Plundering tuskers terrorise townspeople

Menace: A herd of about 30 elephants entered Gelephu’s municipal area and rampaged cattle shed and banana trees on the night of August 4.
A team of 38 people, including forest officials, police and volunteers, escorted the tuskers back into the forest. However, they are believed to have not gone very far.
“We used blank firings to chase away the elephants,” said range officer Singye Wangchuk. People were asked to inform the team if the animals return. So far, though, the team has not received any call from anyone.
Harka Bahadur said that he could only stand and watch as elephants began tearing down his cattle shed and banana trees. “Here, animals come in large gangs. We can hear them do destruction, but we can’t do anything. We do not have weapons to fight them.”
He said that this is the first group of elephants that has entered the community and that government should look into the matter. “People’s lives are at risk.”

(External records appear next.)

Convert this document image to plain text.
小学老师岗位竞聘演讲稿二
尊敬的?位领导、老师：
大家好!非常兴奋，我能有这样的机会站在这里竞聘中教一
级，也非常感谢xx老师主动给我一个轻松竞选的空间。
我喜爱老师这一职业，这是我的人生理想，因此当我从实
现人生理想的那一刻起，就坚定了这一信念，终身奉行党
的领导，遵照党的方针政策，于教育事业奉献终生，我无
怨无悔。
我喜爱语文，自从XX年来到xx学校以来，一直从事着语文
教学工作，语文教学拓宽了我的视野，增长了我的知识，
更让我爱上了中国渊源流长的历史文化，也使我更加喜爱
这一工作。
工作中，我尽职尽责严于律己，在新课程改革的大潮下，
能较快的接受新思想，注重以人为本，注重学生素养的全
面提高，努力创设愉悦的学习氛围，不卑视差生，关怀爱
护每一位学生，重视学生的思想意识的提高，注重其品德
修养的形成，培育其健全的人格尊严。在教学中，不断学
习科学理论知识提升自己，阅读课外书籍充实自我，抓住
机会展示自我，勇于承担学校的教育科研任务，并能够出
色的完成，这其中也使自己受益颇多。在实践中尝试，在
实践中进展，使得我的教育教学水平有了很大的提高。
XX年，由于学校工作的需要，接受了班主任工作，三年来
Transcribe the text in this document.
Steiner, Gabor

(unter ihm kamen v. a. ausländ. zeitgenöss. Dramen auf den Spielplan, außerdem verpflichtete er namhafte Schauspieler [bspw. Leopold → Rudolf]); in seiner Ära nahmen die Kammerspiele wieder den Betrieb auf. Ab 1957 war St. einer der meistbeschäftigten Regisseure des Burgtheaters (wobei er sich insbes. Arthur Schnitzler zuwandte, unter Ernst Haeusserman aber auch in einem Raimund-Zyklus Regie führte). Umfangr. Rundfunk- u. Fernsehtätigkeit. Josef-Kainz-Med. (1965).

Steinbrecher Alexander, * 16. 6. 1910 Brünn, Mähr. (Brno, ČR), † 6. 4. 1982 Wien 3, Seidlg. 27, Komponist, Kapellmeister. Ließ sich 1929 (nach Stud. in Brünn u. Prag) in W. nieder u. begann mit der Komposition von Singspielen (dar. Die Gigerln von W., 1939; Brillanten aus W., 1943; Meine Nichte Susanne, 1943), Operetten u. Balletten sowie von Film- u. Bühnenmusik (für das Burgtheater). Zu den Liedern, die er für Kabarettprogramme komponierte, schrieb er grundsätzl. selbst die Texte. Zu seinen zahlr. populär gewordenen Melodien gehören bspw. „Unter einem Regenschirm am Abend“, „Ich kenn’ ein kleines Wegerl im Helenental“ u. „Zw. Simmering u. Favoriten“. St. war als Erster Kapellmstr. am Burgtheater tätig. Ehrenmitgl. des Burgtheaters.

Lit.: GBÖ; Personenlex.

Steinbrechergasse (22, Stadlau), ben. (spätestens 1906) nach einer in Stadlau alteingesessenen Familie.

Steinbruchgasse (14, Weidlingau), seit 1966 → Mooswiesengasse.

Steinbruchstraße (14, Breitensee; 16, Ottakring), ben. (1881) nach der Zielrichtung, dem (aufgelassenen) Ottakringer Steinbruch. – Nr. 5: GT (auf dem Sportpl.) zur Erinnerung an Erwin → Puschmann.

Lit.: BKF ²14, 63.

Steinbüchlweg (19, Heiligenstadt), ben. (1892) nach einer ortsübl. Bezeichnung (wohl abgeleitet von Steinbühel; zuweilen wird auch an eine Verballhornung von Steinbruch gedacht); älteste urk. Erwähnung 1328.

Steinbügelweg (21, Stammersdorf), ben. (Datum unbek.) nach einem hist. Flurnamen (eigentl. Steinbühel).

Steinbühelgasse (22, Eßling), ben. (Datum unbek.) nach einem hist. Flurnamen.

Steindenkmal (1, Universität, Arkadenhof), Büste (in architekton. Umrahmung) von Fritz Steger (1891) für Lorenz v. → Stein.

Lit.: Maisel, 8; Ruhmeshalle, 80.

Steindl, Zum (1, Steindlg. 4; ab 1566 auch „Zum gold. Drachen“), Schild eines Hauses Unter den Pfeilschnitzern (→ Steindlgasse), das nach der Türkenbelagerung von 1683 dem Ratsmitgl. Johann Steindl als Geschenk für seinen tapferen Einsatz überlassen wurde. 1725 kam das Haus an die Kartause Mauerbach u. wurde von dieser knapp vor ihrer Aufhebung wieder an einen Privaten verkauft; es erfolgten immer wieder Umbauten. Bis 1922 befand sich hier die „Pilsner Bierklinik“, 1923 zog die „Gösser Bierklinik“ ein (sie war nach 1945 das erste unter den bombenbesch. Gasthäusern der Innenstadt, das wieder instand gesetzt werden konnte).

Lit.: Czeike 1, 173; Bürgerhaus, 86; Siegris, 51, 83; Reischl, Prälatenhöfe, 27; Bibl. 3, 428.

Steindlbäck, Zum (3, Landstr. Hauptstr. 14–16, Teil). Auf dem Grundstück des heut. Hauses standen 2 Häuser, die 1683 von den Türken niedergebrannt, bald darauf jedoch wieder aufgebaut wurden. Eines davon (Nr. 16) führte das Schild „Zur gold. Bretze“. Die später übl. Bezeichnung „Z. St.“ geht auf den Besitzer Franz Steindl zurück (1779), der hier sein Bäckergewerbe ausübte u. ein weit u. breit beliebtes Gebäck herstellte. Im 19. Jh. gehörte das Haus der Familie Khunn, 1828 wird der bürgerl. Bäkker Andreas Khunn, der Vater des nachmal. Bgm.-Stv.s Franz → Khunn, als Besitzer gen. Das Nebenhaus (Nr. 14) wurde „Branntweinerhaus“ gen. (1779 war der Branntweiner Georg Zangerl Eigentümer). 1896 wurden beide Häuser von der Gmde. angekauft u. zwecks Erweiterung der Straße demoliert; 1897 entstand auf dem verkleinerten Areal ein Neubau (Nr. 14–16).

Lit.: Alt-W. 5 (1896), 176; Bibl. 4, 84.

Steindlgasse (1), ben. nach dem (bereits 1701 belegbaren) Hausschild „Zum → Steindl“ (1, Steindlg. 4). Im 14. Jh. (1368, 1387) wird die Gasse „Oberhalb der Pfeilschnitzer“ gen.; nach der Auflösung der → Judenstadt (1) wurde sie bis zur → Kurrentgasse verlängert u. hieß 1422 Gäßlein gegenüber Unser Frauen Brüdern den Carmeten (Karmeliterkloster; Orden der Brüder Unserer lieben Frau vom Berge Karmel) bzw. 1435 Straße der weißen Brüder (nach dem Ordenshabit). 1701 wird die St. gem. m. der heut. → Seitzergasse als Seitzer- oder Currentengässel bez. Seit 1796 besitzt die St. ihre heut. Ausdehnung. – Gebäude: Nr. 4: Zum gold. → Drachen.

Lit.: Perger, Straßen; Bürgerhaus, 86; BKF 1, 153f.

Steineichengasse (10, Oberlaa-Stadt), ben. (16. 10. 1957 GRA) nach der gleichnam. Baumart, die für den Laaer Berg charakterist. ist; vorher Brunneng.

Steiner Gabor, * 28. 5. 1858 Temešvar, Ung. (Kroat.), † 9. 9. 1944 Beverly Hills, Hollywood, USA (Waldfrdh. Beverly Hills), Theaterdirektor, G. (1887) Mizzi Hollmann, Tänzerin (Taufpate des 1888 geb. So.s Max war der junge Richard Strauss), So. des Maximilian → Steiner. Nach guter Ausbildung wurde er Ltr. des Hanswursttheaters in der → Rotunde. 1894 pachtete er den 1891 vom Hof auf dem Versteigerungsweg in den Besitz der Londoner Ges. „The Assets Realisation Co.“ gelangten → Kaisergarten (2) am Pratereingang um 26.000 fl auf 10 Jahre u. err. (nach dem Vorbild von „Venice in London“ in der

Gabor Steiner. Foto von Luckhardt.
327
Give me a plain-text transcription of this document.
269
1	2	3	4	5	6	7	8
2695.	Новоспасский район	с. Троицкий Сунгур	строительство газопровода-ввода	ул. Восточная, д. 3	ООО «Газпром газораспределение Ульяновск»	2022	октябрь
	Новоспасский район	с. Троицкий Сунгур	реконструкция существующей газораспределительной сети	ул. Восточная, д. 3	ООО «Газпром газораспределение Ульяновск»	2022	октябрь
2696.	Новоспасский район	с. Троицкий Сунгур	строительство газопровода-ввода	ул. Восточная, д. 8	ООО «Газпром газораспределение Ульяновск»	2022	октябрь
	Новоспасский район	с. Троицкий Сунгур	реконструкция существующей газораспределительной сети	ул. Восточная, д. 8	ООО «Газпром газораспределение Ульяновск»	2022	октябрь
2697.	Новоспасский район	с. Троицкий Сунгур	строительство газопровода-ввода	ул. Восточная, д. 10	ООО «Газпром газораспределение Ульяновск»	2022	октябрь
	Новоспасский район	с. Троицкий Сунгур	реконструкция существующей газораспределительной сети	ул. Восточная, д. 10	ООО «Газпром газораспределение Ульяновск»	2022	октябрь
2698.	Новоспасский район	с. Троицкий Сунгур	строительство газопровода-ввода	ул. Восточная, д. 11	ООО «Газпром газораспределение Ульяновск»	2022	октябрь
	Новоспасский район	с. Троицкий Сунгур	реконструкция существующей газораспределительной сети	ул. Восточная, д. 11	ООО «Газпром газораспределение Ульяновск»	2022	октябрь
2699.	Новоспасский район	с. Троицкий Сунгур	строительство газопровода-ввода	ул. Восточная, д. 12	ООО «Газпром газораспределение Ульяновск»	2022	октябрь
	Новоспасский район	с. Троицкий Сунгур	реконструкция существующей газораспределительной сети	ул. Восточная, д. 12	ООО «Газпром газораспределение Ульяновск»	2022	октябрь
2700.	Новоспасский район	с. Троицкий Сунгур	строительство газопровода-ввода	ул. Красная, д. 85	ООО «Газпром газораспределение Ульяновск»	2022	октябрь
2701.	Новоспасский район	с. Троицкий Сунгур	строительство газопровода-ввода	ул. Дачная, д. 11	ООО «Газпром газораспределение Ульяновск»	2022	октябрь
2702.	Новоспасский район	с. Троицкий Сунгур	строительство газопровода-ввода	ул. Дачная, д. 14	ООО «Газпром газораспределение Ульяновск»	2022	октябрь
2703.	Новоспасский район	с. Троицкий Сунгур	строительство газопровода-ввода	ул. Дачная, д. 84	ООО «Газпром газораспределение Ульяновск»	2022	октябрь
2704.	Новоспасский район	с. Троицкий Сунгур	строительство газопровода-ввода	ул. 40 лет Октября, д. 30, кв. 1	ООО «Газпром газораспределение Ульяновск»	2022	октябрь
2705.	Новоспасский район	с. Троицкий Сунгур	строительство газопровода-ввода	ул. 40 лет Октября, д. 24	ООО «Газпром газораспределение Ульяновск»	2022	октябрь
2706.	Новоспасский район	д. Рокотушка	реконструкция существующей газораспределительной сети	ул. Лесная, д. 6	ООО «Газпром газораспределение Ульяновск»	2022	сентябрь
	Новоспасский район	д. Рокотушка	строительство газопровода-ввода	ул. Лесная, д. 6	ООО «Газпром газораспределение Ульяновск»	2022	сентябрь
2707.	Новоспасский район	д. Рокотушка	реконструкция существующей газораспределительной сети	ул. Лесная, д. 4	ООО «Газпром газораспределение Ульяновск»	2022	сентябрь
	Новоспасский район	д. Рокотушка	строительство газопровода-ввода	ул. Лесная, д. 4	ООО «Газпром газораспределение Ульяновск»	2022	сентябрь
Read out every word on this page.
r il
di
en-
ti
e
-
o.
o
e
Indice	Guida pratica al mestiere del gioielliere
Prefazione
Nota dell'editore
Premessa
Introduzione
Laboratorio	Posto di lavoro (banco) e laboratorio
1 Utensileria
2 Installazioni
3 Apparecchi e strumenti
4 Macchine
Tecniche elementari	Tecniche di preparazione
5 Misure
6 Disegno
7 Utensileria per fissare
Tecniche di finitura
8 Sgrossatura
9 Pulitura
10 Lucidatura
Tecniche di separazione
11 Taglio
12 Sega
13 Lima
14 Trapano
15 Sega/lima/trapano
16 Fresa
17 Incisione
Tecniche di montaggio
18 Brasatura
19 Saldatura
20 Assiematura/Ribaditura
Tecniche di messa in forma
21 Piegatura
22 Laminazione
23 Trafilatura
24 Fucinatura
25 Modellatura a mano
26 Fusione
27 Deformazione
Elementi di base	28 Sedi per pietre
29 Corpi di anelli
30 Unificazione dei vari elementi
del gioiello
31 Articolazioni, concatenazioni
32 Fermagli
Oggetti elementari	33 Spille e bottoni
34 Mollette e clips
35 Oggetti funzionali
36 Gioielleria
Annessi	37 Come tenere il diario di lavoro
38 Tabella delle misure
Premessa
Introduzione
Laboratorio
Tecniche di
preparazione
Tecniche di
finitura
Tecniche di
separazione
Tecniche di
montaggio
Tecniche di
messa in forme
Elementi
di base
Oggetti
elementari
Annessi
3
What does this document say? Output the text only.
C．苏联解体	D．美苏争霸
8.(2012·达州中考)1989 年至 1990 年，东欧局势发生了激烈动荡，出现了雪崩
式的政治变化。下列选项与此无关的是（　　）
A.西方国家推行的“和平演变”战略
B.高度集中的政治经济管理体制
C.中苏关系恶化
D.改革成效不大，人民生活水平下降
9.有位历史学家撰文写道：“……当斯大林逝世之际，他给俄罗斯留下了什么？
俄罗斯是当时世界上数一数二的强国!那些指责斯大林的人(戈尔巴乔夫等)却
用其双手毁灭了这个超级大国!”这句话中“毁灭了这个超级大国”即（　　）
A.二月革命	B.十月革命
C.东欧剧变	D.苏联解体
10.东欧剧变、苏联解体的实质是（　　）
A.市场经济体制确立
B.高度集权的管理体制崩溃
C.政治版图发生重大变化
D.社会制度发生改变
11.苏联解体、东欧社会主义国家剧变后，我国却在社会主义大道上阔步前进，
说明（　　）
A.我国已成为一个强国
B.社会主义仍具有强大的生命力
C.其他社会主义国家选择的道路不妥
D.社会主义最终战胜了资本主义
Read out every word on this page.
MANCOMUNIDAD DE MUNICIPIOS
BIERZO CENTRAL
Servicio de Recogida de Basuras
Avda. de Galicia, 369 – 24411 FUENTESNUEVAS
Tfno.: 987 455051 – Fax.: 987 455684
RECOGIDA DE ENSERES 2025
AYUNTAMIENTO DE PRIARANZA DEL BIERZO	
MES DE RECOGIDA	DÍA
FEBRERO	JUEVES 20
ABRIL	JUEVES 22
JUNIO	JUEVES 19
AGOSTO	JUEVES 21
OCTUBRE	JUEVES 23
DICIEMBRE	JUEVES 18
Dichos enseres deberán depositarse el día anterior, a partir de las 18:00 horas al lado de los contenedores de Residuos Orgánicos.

Forest officials said this is the first time elephants have entered the municipal area. This, they said, could be because of electric fencings in other areas.
“Most of the gewogs in Sarpang have electric fencing. Electric fencing for Gelephu has also been proposed,” said an official.
A resident of Namkhaling, Chimi Wangmo, said that she had heard about elephants coming to the village and destroying crops, but it was her first time seeing elephants in a large group.
“I could not sleep for the whole night. I kept worrying that they might come back and destroy houses and crops,” said Chimi Wangmo.